I had heard that frat boys liked to sneak phenophtalein into punchbowls at parties. If you could find a really DARK punch (something at Halloween, maybe?) then methylene blue was another good adulterant. They always have a lot of worried kids at Student Health Service the day after a methylene-blue-spiked party!
BRILLIANT idea of the lab supervisor to denature the ethyl alcohol with phenophtalein! I’ve heard that it is usually denatured with benzene, and that would make for some very sick (and probably hospitalized!) frat boys!
~VOW
For whatever it’s worth, when I worked in a diagnostic lab (lots of blood and urine- yum) we used a 1% bleach solution with 10 minute contact time to disinfect equipment and surfaces. That was about 15 years ago.
I am curious as to what the lab may have purchased as its source of bleach (commercial strength or grocery store)? And also, was the bleach diluted to 1% strength by others and packaged?
In drinking water disinfection for surface waters the main consideration is C[sub]T[/sub] for determing regulatory compliance with the concentration in mg/L of free chlorine residual multiplied by the time before the first downstream user.

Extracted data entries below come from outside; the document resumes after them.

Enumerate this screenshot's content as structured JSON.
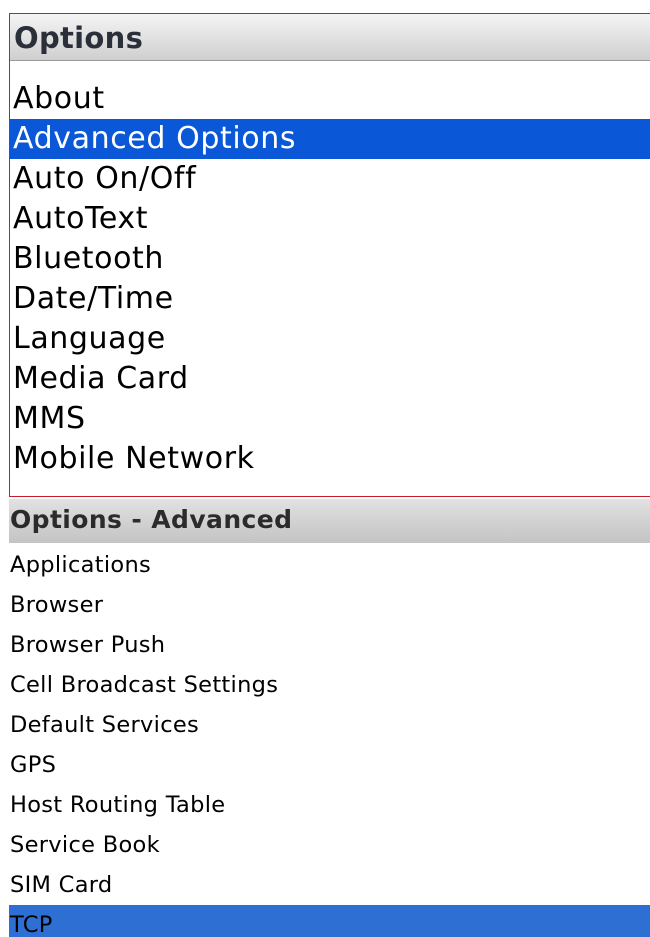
{
  "options_panel": {
    "title": "Options",
    "items": [
      {
        "label": "About"
      },
      {
        "label": "Advanced Options"
      },
      {
        "label": "Auto On/Off"
      },
      {
        "label": "AutoText"
      },
      {
        "label": "Bluetooth"
      },
      {
        "label": "Date/Time"
      },
      {
        "label": "Language"
      },
      {
        "label": "Media Card"
      },
      {
        "label": "MMS"
      },
      {
        "label": "Mobile Network"
      }
    ],
    "selected_index": 1
  },
  "advanced_panel": {
    "title": "Options - Advanced",
    "items": [
      {
        "label": "Applications"
      },
      {
        "label": "Browser"
      },
      {
        "label": "Browser Push"
      },
      {
        "label": "Cell Broadcast Settings"
      },
      {
        "label": "Default Services"
      },
      {
        "label": "GPS"
      },
      {
        "label": "Host Routing Table"
      },
      {
        "label": "Service Book"
      },
      {
        "label": "SIM Card"
      },
      {
        "label": "TCP"
      }
    ],
    "selected_index": 9
  },
  "colors": {
    "frame_border": "#c81e2c",
    "options_highlight": "#0a58d8",
    "advanced_highlight": "#2d6fd3"
  }
}
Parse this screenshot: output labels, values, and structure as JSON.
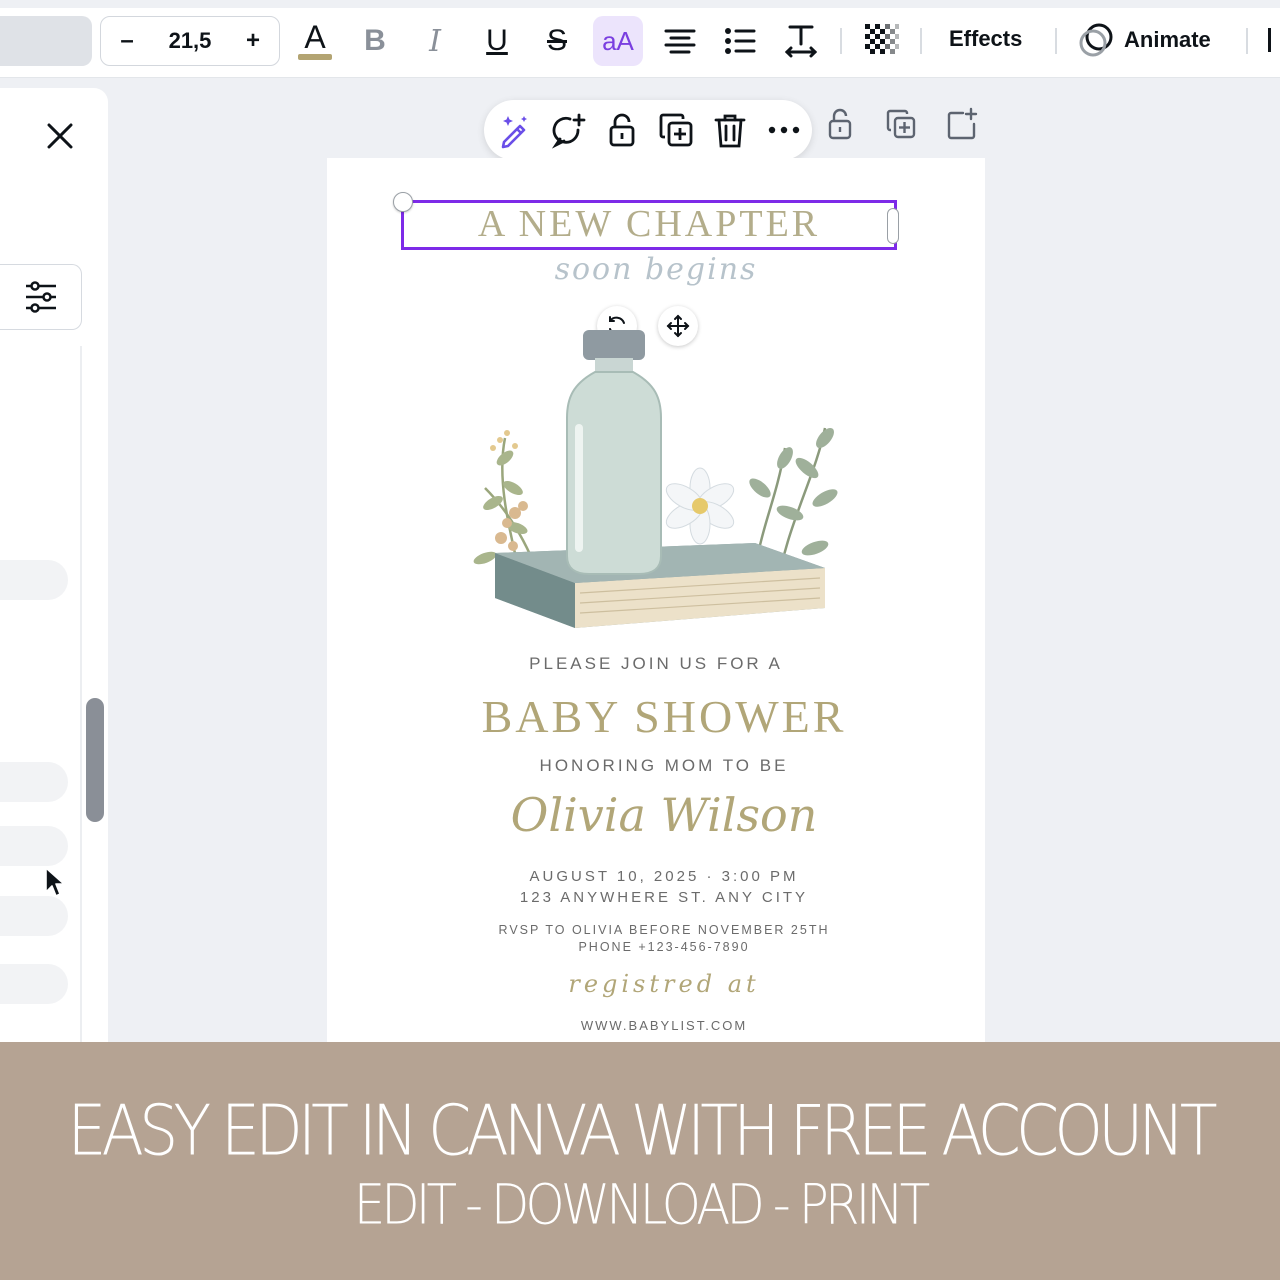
{
  "toolbar": {
    "font_size_decrease": "–",
    "font_size": "21,5",
    "font_size_increase": "+",
    "text_color_glyph": "A",
    "bold_glyph": "B",
    "italic_glyph": "I",
    "underline_glyph": "U",
    "strike_glyph": "S",
    "case_glyph": "aA",
    "effects_label": "Effects",
    "animate_label": "Animate",
    "text_color_swatch": "#b3a472",
    "accent": "#7d2ae8"
  },
  "document": {
    "heading": "A NEW CHAPTER",
    "script_line": "soon begins",
    "invite_line": "PLEASE JOIN US FOR A",
    "event_title": "BABY SHOWER",
    "honoring_line": "HONORING MOM TO BE",
    "guest_name": "Olivia Wilson",
    "date_line": "AUGUST 10, 2025 · 3:00 PM",
    "address_line": "123 ANYWHERE ST. ANY CITY",
    "rsvp_line": "RVSP TO OLIVIA BEFORE NOVEMBER 25TH",
    "phone_line": "PHONE +123-456-7890",
    "registry_label": "registred at",
    "registry_url": "WWW.BABYLIST.COM"
  },
  "banner": {
    "title": "EASY EDIT IN CANVA WITH FREE ACCOUNT",
    "subtitle": "EDIT - DOWNLOAD - PRINT",
    "background": "#b5a393"
  }
}
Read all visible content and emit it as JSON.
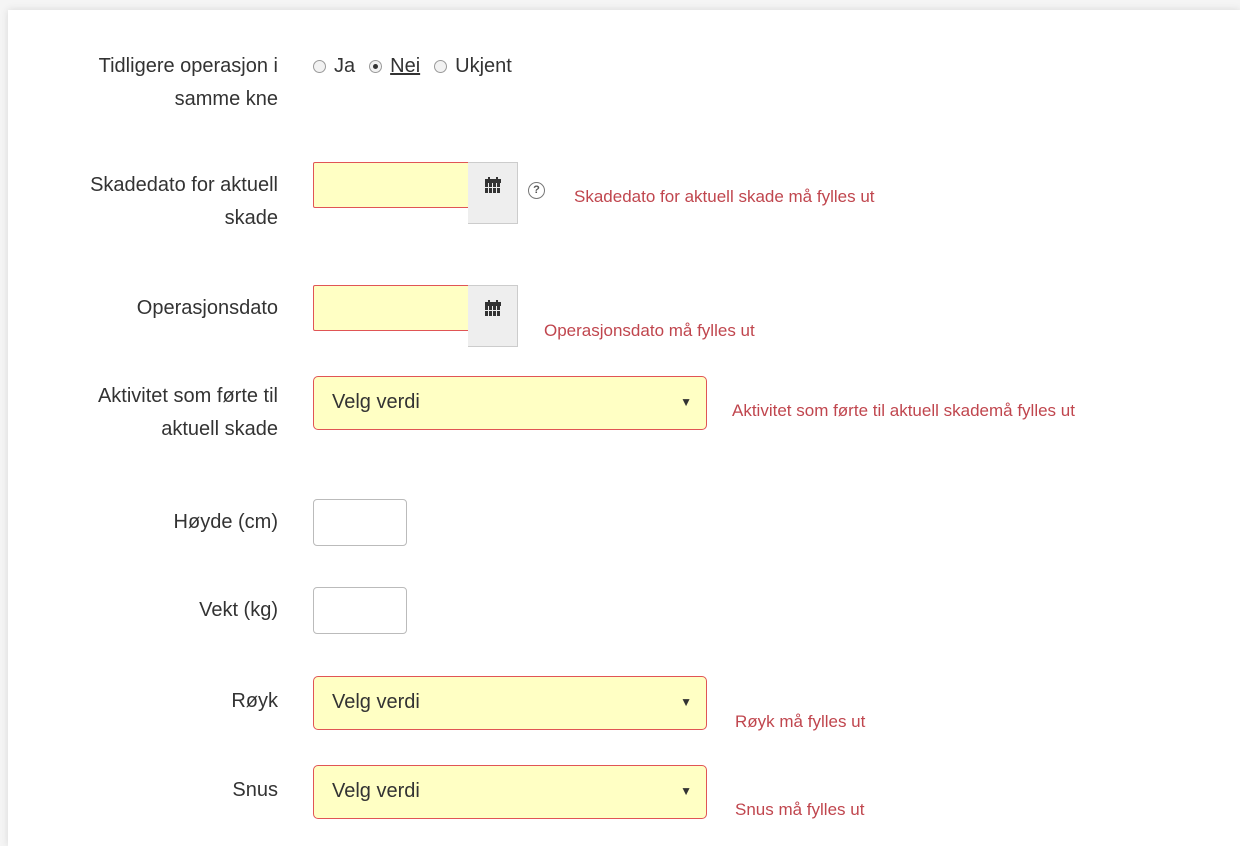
{
  "form": {
    "previous_surgery": {
      "label_line1": "Tidligere operasjon i",
      "label_line2": "samme kne",
      "options": [
        "Ja",
        "Nei",
        "Ukjent"
      ],
      "selected": "Nei"
    },
    "injury_date": {
      "label_line1": "Skadedato for aktuell",
      "label_line2": "skade",
      "value": "",
      "error": "Skadedato for aktuell skade må fylles ut",
      "help_symbol": "?"
    },
    "operation_date": {
      "label": "Operasjonsdato",
      "value": "",
      "error": "Operasjonsdato må fylles ut"
    },
    "activity": {
      "label_line1": "Aktivitet som førte til",
      "label_line2": "aktuell skade",
      "selected": "Velg verdi",
      "error": "Aktivitet som førte til aktuell skademå fylles ut"
    },
    "height": {
      "label": "Høyde (cm)",
      "value": ""
    },
    "weight": {
      "label": "Vekt (kg)",
      "value": ""
    },
    "smoking": {
      "label": "Røyk",
      "selected": "Velg verdi",
      "error": "Røyk må fylles ut"
    },
    "snus": {
      "label": "Snus",
      "selected": "Velg verdi",
      "error": "Snus må fylles ut"
    }
  },
  "colors": {
    "error_text": "#c0464e",
    "invalid_border": "#e05555",
    "invalid_background": "#ffffc4"
  },
  "icons": {
    "calendar": "calendar-icon",
    "help": "help-icon",
    "dropdown": "caret-down-icon"
  }
}
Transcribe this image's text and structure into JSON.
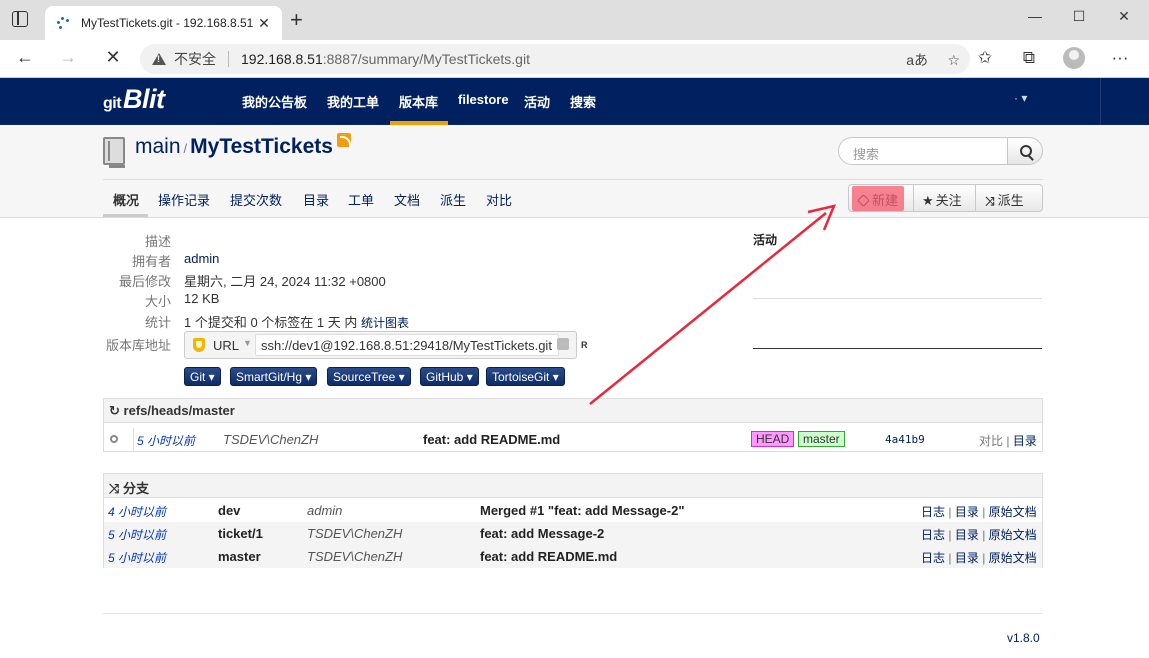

Needless to say that your C[sub]T[/sub] of 10,000 times 1 minute = 10,000 is much higher than the standards that must be achieved for drinking water compliance!
Graduated HS in 1971. I left UCLA in 1974 to get married. I was a frustrated pre-med, so I had to take general chemistry, biochem, biology, and comparative phisology. Also abnormal psych, which was a hoot.
I got sidetracked with Life, and didn’t make it back.
~VOW
“Free oxygen” refers to atomic oxygen; that is, not part of any molecule, which is what I have heard to be the disinfecting agent. In fact, that is what Wikipedia says:
The Wiki article you reference with relation to “atomic oxygen” is a discussion of the decomposition of calcium hypochlorite which contradicts the decomposition path described by Cotton in my post #22.
I see a difference in the citations regarding the action of sodium hypochlorite based bleaches between the scientific and the so-called “lay” texts. I do not recall any reference to the existence of “atomic oxygen” in any of my chemistry texts.
We used a commercial grade of Clorox, I forget the concentration, and we produced the final solution ourselves.
We went through so much bleach that our waste water was held and monitored so that it could be treated prior to discharge into the city’s system. We would occasionally be notified (internally, not by th city) that we were putting too much bleach down the drain. Not that there was anything we could do about it. The disinfection procedure was mandated by the management, and you were not allowed to deviate from it.